无序蛋白质(IDPs)或具有无序区域(IDRs)的蛋白质没有明确的三级结构,但具有多种功能,通常依赖于其固有无序性通过改变到替代构象来实现结合灵活性。内在无序性经常存在于所有三个生命领域,并且可能出现在短链或整个蛋白质中。迄今为止,大多数对比有序和无序蛋白质差异的研究都集中在简单的总结统计上。在这里,我们提出了一种研究 IDPs 的进化方法,并对比了有序蛋白质区域和相应 IDRs 的特定模式。

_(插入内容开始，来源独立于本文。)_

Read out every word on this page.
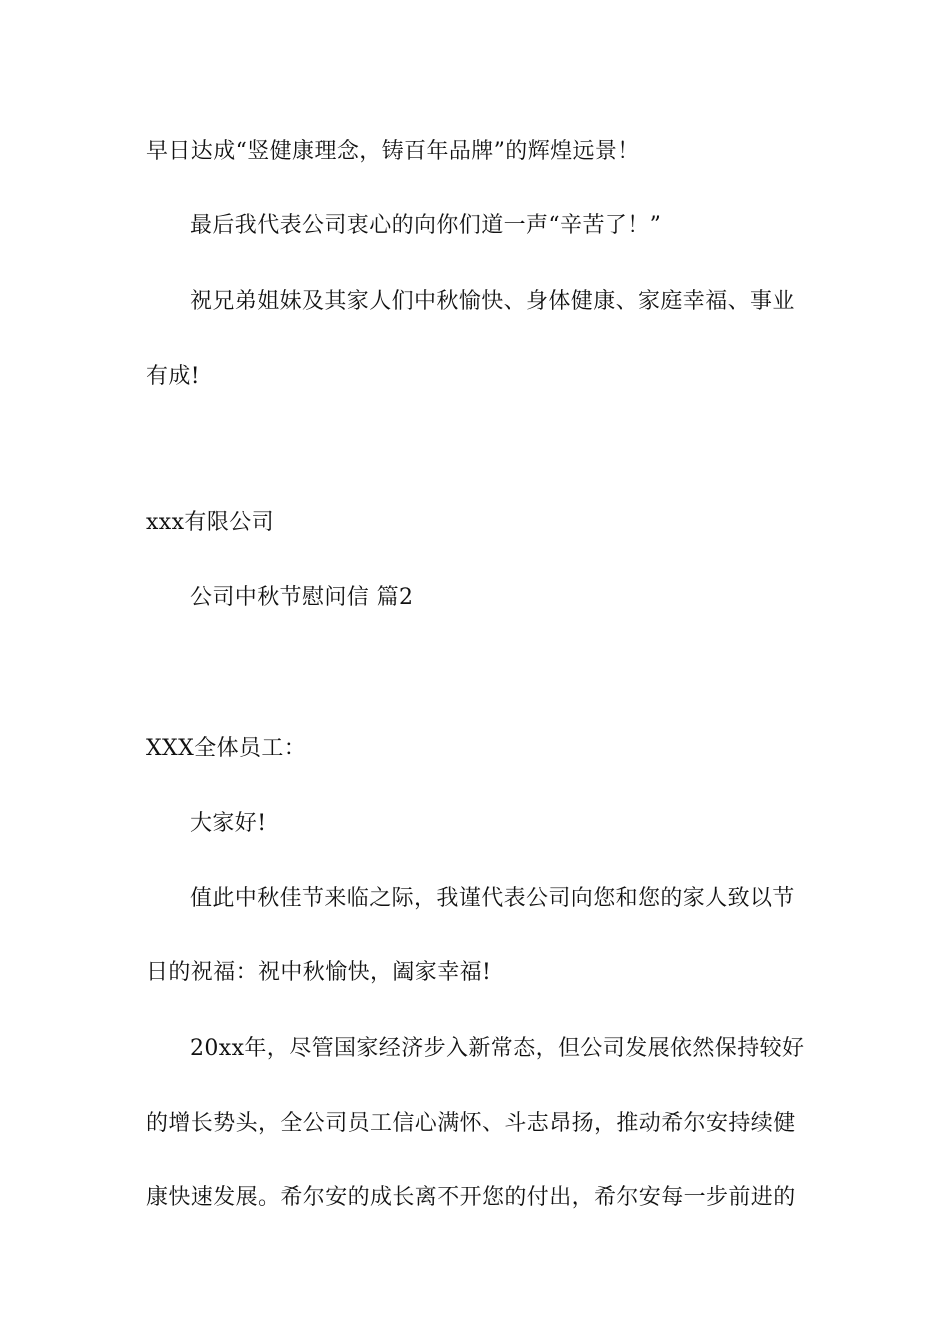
早日达成“竖健康理念，铸百年品牌”的辉煌远景！

最后我代表公司衷心的向你们道一声“辛苦了！”

祝兄弟姐妹及其家人们中秋愉快、身体健康、家庭幸福、事业

有成!

xxx有限公司

公司中秋节慰问信 篇2

XXX全体员工：

大家好!

值此中秋佳节来临之际，我谨代表公司向您和您的家人致以节

日的祝福：祝中秋愉快，阖家幸福!

20xx年，尽管国家经济步入新常态，但公司发展依然保持较好

的增长势头，全公司员工信心满怀、斗志昂扬，推动希尔安持续健

康快速发展。希尔安的成长离不开您的付出，希尔安每一步前进的
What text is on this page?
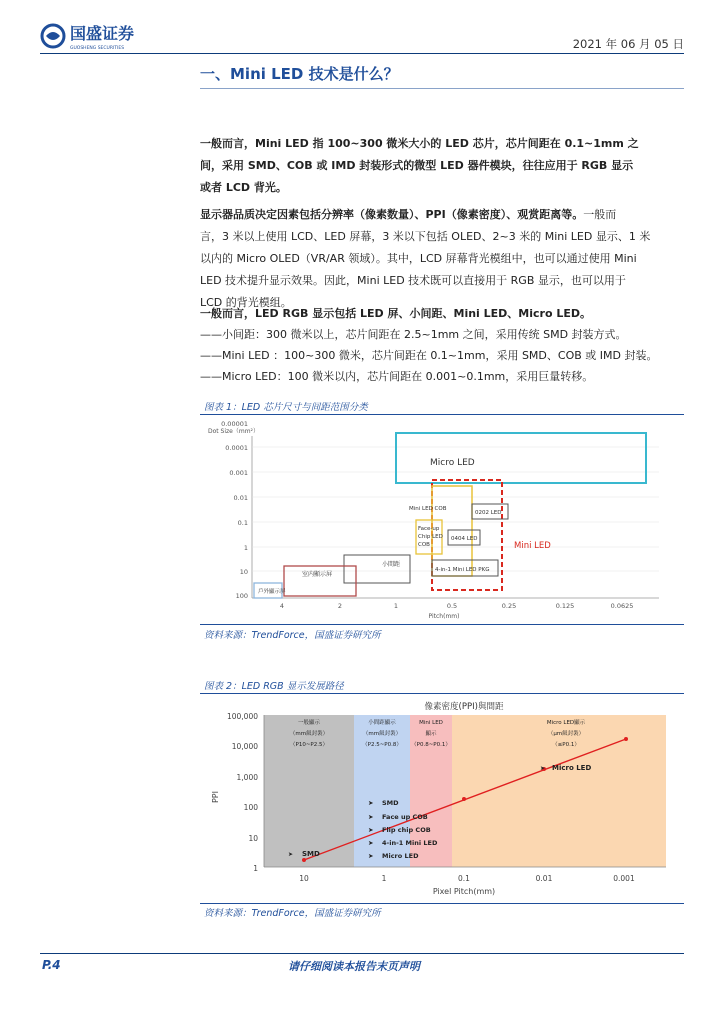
国盛证券
GUOSHENG SECURITIES	2021 年 06 月 05 日
一、Mini LED 技术是什么？
一般而言，Mini LED 指 100~300 微米大小的 LED 芯片，芯片间距在 0.1~1mm 之
间，采用 SMD、COB 或 IMD 封装形式的微型 LED 器件模块，往往应用于 RGB 显示
或者 LCD 背光。
显示器品质决定因素包括分辨率（像素数量）、PPI（像素密度）、观赏距离等。一般而
言，3 米以上使用 LCD、LED 屏幕，3 米以下包括 OLED、2~3 米的 Mini LED 显示、1 米
以内的 Micro OLED（VR/AR 领域）。其中，LCD 屏幕背光模组中，也可以通过使用 Mini
LED 技术提升显示效果。因此，Mini LED 技术既可以直接用于 RGB 显示，也可以用于
LCD 的背光模组。
一般而言，LED RGB 显示包括 LED 屏、小间距、Mini LED、Micro LED。
——小间距：300 微米以上，芯片间距在 2.5~1mm 之间，采用传统 SMD 封装方式。
——Mini LED ：100~300 微米，芯片间距在 0.1~1mm，采用 SMD、COB 或 IMD 封装。
——Micro LED：100 微米以内，芯片间距在 0.001~0.1mm，采用巨量转移。
图表 1：LED 芯片尺寸与间距范围分类
0.00001
0.0001
0.001
0.01
0.1
1
10
100
Dot Size（mm²）
4	2	1	0.5	0.25	0.125	0.0625
Pitch(mm)
Micro LED
Mini LED
Mini LED COB
0202 LED
Face-up
Chip LED
COB
0404 LED
4-in-1 Mini LED PKG
小間距
室内顯示屏
戶外顯示屏
资料来源：TrendForce，国盛证券研究所
图表 2：LED RGB 显示发展路径
像素密度(PPI)與間距
一般顯示
（mm級封裝）
（P10~P2.5）
小間距顯示
（mm級封裝）
（P2.5~P0.8）
Mini LED
顯示
（P0.8~P0.1）
Micro LED顯示
（μm級封裝）
（≤P0.1）
100,000
10,000
1,000
100
10
1
PPI
10	1	0.1	0.01	0.001
Pixel Pitch(mm)
➤ SMD
➤ Micro LED
➤ SMD
➤ Face up COB
➤ Flip chip COB
➤ 4-in-1 Mini LED
➤ Micro LED
资料来源：TrendForce，国盛证券研究所
P.4	请仔细阅读本报告末页声明
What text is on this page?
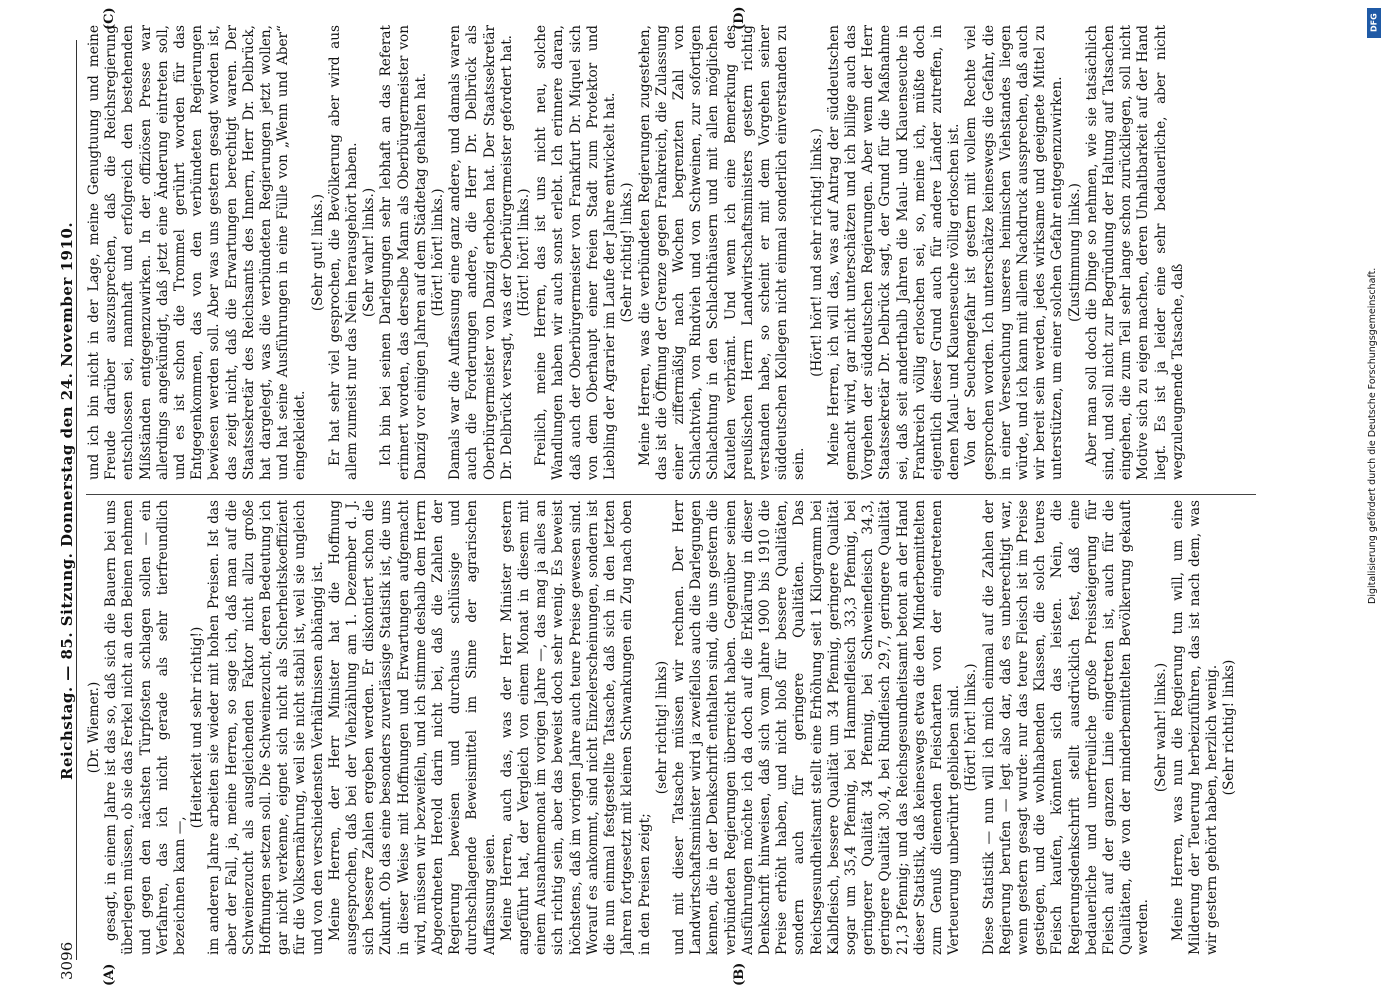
3096
Reichstag. — 85. Sitzung. Donnerstag den 24. November 1910.
(A)	(B)
(C)	(D)

(Dr. Wiemer.) gesagt, in einem Jahre ist das so, daß sich die Bauern bei uns überlegen müssen, ob sie das Ferkel nicht an den Beinen nehmen und gegen den nächsten Türpfosten schlagen sollen — ein Verfahren, das ich nicht gerade als sehr tierfreundlich bezeichnen kann —,

(Heiterkeit und sehr richtig!) im anderen Jahre arbeiten sie wieder mit hohen Preisen. Ist das aber der Fall, ja, meine Herren, so sage ich, daß man auf die Schweinezucht als ausgleichenden Faktor nicht allzu große Hoffnungen setzen soll. Die Schweinezucht, deren Bedeutung ich gar nicht verkenne, eignet sich nicht als Sicherheitskoeffizient für die Volksernährung, weil sie nicht stabil ist, weil sie ungleich und von den verschiedensten Verhältnissen abhängig ist. Meine Herren, der Herr Minister hat die Hoffnung ausgesprochen, daß bei der Viehzählung am 1. Dezember d. J. sich bessere Zahlen ergeben werden. Er diskontiert schon die Zukunft. Ob das eine besonders zuverlässige Statistik ist, die uns in dieser Weise mit Hoffnungen und Erwartungen aufgemacht wird, müssen wir bezweifeln, und ich stimme deshalb dem Herrn Abgeordneten Herold darin nicht bei, daß die Zahlen der Regierung beweisen und durchaus schlüssige und durchschlagende Beweismittel im Sinne der agrarischen Auffassung seien. Meine Herren, auch das, was der Herr Minister gestern angeführt hat, der Vergleich von einem Monat in diesem mit einem Ausnahmemonat im vorigen Jahre —, das mag ja alles an sich richtig sein, aber das beweist doch sehr wenig. Es beweist höchstens, daß im vorigen Jahre auch teure Preise gewesen sind. Worauf es ankommt, sind nicht Einzelerscheinungen, sondern ist die nun einmal festgestellte Tatsache, daß sich in den letzten Jahren fortgesetzt mit kleinen Schwankungen ein Zug nach oben in den Preisen zeigt;

(sehr richtig! links) und mit dieser Tatsache müssen wir rechnen. Der Herr Landwirtschaftsminister wird ja zweifellos auch die Darlegungen kennen, die in der Denkschrift enthalten sind, die uns gestern die verbündeten Regierungen überreicht haben. Gegenüber seinen Ausführungen möchte ich da doch auf die Erklärung in dieser Denkschrift hinweisen, daß sich vom Jahre 1900 bis 1910 die Preise erhöht haben, und nicht bloß für bessere Qualitäten, sondern auch für geringere Qualitäten. Das Reichsgesundheitsamt stellt eine Erhöhung seit 1 Kilogramm bei Kalbfleisch, bessere Qualität um 34 Pfennig, geringere Qualität sogar um 35,4 Pfennig, bei Hammelfleisch 33,3 Pfennig, bei geringerer Qualität 34 Pfennig, bei Schweinefleisch 34,3, geringere Qualität 30,4, bei Rindfleisch 29,7, geringere Qualität 21,3 Pfennig; und das Reichsgesundheitsamt betont an der Hand dieser Statistik, daß keineswegs etwa die den Minderbemittelten zum Genuß dienenden Fleischarten von der eingetretenen Verteuerung unberührt geblieben sind. (Hört! hört! links.) Diese Statistik — nun will ich mich einmal auf die Zahlen der Regierung berufen — legt also dar, daß es unberechtigt war, wenn gestern gesagt wurde: nur das teure Fleisch ist im Preise gestiegen, und die wohlhabenden Klassen, die solch teures Fleisch kaufen, könnten sich das leisten. Nein, die Regierungsdenkschrift stellt ausdrücklich fest, daß eine bedauerliche und unerfreuliche große Preissteigerung für Fleisch auf der ganzen Linie eingetreten ist, auch für die Qualitäten, die von der minderbemittelten Bevölkerung gekauft werden.

(Sehr wahr! links.) Meine Herren, was nun die Regierung tun will, um eine Milderung der Teuerung herbeizuführen, das ist nach dem, was wir gestern gehört haben, herzlich wenig. (Sehr richtig! links)

und ich bin nicht in der Lage, meine Genugtuung und meine Freude darüber auszusprechen, daß die Reichsregierung entschlossen sei, mannhaft und erfolgreich den bestehenden Mißständen entgegenzuwirken. In der offiziösen Presse war allerdings angekündigt, daß jetzt eine Änderung eintreten soll, und es ist schon die Trommel gerührt worden für das Entgegenkommen, das von den verbündeten Regierungen bewiesen werden soll. Aber was uns gestern gesagt worden ist, das zeigt nicht, daß die Erwartungen berechtigt waren. Der Staatssekretär des Reichsamts des Innern, Herr Dr. Delbrück, hat dargelegt, was die verbündeten Regierungen jetzt wollen, und hat seine Ausführungen in eine Fülle von „Wenn und Aber“ eingekleidet.

(Sehr gut! links.) Er hat sehr viel gesprochen, die Bevölkerung aber wird aus allem zumeist nur das Nein herausgehört haben. (Sehr wahr! links.) Ich bin bei seinen Darlegungen sehr lebhaft an das Referat erinnert worden, das derselbe Mann als Oberbürgermeister von Danzig vor einigen Jahren auf dem Städtetag gehalten hat. (Hört! hört! links.) Damals war die Auffassung eine ganz andere, und damals waren auch die Forderungen andere, die Herr Dr. Delbrück als Oberbürgermeister von Danzig erhoben hat. Der Staatssekretär Dr. Delbrück versagt, was der Oberbürgermeister gefordert hat. (Hört! hört! links.) Freilich, meine Herren, das ist uns nicht neu, solche Wandlungen haben wir auch sonst erlebt. Ich erinnere daran, daß auch der Oberbürgermeister von Frankfurt Dr. Miquel sich von dem Oberhaupt einer freien Stadt zum Protektor und Liebling der Agrarier im Laufe der Jahre entwickelt hat. (Sehr richtig! links.) Meine Herren, was die verbündeten Regierungen zugestehen, das ist die Öffnung der Grenze gegen Frankreich, die Zulassung einer ziffermäßig nach Wochen begrenzten Zahl von Schlachtvieh, von Rindvieh und von Schweinen, zur sofortigen Schlachtung in den Schlachthäusern und mit allen möglichen Kautelen verbrämt. Und wenn ich eine Bemerkung des preußischen Herrn Landwirtschaftsministers gestern richtig verstanden habe, so scheint er mit dem Vorgehen seiner süddeutschen Kollegen nicht einmal sonderlich einverstanden zu sein.

(Hört! hört! und sehr richtig! links.) Meine Herren, ich will das, was auf Antrag der süddeutschen gemacht wird, gar nicht unterschätzen und ich billige auch das Vorgehen der süddeutschen Regierungen. Aber wenn der Herr Staatssekretär Dr. Delbrück sagt, der Grund für die Maßnahme sei, daß seit anderthalb Jahren die Maul- und Klauenseuche in Frankreich völlig erloschen sei, so, meine ich, müßte doch eigentlich dieser Grund auch für andere Länder zutreffen, in denen Maul- und Klauenseuche völlig erloschen ist. Von der Seuchengefahr ist gestern mit vollem Rechte viel gesprochen worden. Ich unterschätze keineswegs die Gefahr, die in einer Verseuchung unseres heimischen Viehstandes liegen würde, und ich kann mit allem Nachdruck aussprechen, daß auch wir bereit sein werden, jedes wirksame und geeignete Mittel zu unterstützen, um einer solchen Gefahr entgegenzuwirken. (Zustimmung links.) Aber man soll doch die Dinge so nehmen, wie sie tatsächlich sind, und soll nicht zur Begründung der Haltung auf Tatsachen eingehen, die zum Teil sehr lange schon zurückliegen, soll nicht Motive sich zu eigen machen, deren Unhaltbarkeit auf der Hand liegt. Es ist ja leider eine sehr bedauerliche, aber nicht wegzuleugnende Tatsache, daß

DFG
Digitalisierung gefördert durch die Deutsche Forschungsgemeinschaft.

基于来自 IDPs 的 DisProt 数据库中具有实验验证的无序区域注释的大量多序列比对,估计了两个氨基酸替换的经验 Markov 模型。我们应用了新的方法来检测 IDRs 和相应有序蛋白质区域之间的 Markov 进化和进化率的差异。此外,我们研究了 IDPs 在功能类别、生化途径中的分布及其串联重复的优势。
我们发现蛋白质的有序和无序区域之间的进化存在显著差异。最重要的是,我们发现促进无序的氨基酸在 IDRs 中更保守,这表明在某些情况下,不仅氨基酸组成,而且特定序列对功能很重要。这种推测也得到了这样一种观察结果的支持,即对于我们的数据集的一部分,IDRs 的进化速度比蛋白质的有序部分慢,而我们仍然支持 IDRs 通常进化得更快的一般观点。模型拟合的改进表明可能会改进各种类型的分析,例如使用基于我们矩阵的基于系统发育的隐马尔可夫模型进行从头预测无序的性能与其他无序预测器相似。